А вот расплакаться я позволила себе не раньше, чем добралась домой. Не переодевшись, не добредя до ванной, залезла на подоконник в кухне с ногами и непрерывно выводила пальцами на стекле «Антон». Большими глотками пила безнадежную грусть, с упрямством мазохиста прокручивала в голове жестокие фразы и, невзирая на тупую, тошнотворную боль, не могла смириться с тем, что Серова больше не будет в моей жизни.
________
*[1] – сюр – сокращение от жанра искусства «сюрреализм», означает нечто странное, фантастическое, нелепое.
Глава 44
Макс любил Ритку. С первого дня их знакомства воспринимал талантливую девчонку, как младшую сестру. Опекал ее, иногда даже излишне, навязывая заботу, от которой она поначалу отфыркивалась, а потом приняла безоговорочно. Особенно, после того как ее мамы не стало.

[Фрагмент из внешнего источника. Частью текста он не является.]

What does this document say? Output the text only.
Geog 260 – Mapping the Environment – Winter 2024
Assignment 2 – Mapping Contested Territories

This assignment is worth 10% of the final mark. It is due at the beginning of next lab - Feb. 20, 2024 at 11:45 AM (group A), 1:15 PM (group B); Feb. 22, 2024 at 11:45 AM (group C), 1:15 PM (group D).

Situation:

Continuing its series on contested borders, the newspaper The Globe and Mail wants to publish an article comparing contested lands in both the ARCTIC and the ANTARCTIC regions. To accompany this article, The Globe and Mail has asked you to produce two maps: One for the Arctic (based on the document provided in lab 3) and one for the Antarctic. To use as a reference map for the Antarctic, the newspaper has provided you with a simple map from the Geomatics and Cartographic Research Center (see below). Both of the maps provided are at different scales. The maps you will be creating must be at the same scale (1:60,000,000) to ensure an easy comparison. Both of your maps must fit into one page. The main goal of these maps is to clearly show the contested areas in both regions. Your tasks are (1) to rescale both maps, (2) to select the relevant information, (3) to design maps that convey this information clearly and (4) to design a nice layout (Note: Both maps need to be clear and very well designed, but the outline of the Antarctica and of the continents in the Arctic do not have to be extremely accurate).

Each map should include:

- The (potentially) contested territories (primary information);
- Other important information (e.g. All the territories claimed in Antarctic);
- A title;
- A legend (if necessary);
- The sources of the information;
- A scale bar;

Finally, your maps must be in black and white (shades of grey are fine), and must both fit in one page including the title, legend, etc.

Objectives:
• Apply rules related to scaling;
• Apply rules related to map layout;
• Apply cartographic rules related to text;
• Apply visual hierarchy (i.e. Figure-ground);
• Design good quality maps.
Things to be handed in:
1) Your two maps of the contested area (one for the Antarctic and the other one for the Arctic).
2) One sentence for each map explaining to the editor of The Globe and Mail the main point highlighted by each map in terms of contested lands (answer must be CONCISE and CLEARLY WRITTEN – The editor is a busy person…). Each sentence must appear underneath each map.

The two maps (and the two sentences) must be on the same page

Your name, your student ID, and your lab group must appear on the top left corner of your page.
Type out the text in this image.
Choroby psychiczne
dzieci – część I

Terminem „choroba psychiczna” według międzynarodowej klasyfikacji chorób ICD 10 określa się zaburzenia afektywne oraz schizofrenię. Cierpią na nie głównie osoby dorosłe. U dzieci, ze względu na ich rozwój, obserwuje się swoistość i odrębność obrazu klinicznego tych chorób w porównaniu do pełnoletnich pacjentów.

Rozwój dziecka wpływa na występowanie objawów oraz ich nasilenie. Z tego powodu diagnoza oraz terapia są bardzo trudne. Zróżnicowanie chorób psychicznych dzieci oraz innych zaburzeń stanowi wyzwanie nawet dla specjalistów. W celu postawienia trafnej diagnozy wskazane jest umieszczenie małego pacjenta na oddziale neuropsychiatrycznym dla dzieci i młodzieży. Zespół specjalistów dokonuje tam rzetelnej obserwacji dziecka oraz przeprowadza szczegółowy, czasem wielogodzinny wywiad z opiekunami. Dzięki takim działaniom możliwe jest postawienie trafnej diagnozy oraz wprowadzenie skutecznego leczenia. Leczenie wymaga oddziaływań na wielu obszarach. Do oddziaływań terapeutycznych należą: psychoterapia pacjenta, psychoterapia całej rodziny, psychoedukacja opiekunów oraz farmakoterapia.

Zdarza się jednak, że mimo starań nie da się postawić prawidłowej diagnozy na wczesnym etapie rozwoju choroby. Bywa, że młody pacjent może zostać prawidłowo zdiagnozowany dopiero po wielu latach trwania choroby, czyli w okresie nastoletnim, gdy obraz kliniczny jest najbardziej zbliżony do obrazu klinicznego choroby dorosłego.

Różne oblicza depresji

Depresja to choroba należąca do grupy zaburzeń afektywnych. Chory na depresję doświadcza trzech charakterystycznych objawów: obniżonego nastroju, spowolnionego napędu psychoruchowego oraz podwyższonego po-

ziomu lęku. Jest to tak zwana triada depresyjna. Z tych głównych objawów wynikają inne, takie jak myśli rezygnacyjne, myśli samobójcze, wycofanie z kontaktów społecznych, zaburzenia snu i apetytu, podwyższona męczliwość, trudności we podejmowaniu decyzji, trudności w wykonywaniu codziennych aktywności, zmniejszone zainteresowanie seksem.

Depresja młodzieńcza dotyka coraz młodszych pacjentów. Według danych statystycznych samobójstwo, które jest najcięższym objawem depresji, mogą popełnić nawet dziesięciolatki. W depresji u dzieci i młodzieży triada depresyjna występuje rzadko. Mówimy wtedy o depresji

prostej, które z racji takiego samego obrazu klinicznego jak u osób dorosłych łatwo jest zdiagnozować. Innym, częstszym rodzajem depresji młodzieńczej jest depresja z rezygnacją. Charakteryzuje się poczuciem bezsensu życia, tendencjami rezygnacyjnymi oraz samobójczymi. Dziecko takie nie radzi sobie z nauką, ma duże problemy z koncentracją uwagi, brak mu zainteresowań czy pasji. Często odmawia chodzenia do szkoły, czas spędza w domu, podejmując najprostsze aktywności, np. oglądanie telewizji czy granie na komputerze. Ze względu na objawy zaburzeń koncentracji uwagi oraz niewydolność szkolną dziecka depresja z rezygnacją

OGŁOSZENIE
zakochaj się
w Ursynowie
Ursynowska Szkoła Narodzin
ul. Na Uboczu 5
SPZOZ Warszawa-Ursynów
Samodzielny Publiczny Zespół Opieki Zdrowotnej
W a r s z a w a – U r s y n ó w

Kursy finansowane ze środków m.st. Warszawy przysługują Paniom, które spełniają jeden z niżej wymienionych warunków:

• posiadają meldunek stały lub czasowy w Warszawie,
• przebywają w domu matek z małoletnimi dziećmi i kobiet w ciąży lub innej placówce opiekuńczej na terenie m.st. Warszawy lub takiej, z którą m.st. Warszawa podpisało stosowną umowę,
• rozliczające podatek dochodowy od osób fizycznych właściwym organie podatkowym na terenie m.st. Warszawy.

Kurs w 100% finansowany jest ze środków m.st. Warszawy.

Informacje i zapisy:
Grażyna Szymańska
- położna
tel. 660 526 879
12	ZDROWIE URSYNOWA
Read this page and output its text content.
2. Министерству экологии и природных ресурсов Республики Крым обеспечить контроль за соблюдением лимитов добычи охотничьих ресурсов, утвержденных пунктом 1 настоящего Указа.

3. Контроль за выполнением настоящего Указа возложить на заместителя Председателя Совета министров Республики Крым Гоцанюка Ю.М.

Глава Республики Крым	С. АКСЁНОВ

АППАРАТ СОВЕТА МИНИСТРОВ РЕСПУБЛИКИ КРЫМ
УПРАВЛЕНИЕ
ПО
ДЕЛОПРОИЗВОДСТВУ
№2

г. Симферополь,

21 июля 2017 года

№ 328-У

Именно Макс тогда не давал Бельской скатиться в депрессию. Вместе с ней рисовал граффити на стенах подъезда, удирал от досужей Клары Робертовны, грозившей накостылять подросткам по пятое число и натравить на хулиганов служившего в органах сына. За компанию с бесшабашной подружкой набил татуировку. И с тех самых пор у Риты на правой лопатке красовалась стайка из пяти крошечных ласточек, а у Макса на левой руке, от локтя до запястья – «Королева Марго» витиеватыми буквами. И чхать он хотел на все, что скажет будущая пассия по этому поводу. Дружбой с восходящей звездочкой он гордился, дорожил и портить ее не собирался ни за какие коврижки. И даже за вагон чудесного сливочного эскимо в шоколадной глазури, учитывая, что сладкоежкой Максим был страшным.
А чего только стоили их ночные посиделки в диджейке, когда рождался очередной шедевр. Из прокуренной комнатенки, в которой от дыма хоть топор вешай, выползали под утро, красноглазые, словно вампиры. Зато довольные, как нализавшиеся валерьянки коты. И шли в ближайшую кофейню, где любезный бариста, завидев знакомую колоритную парочку, готовил два пол-литровых капучино с ванильным сиропом и щедрой порцией корицы.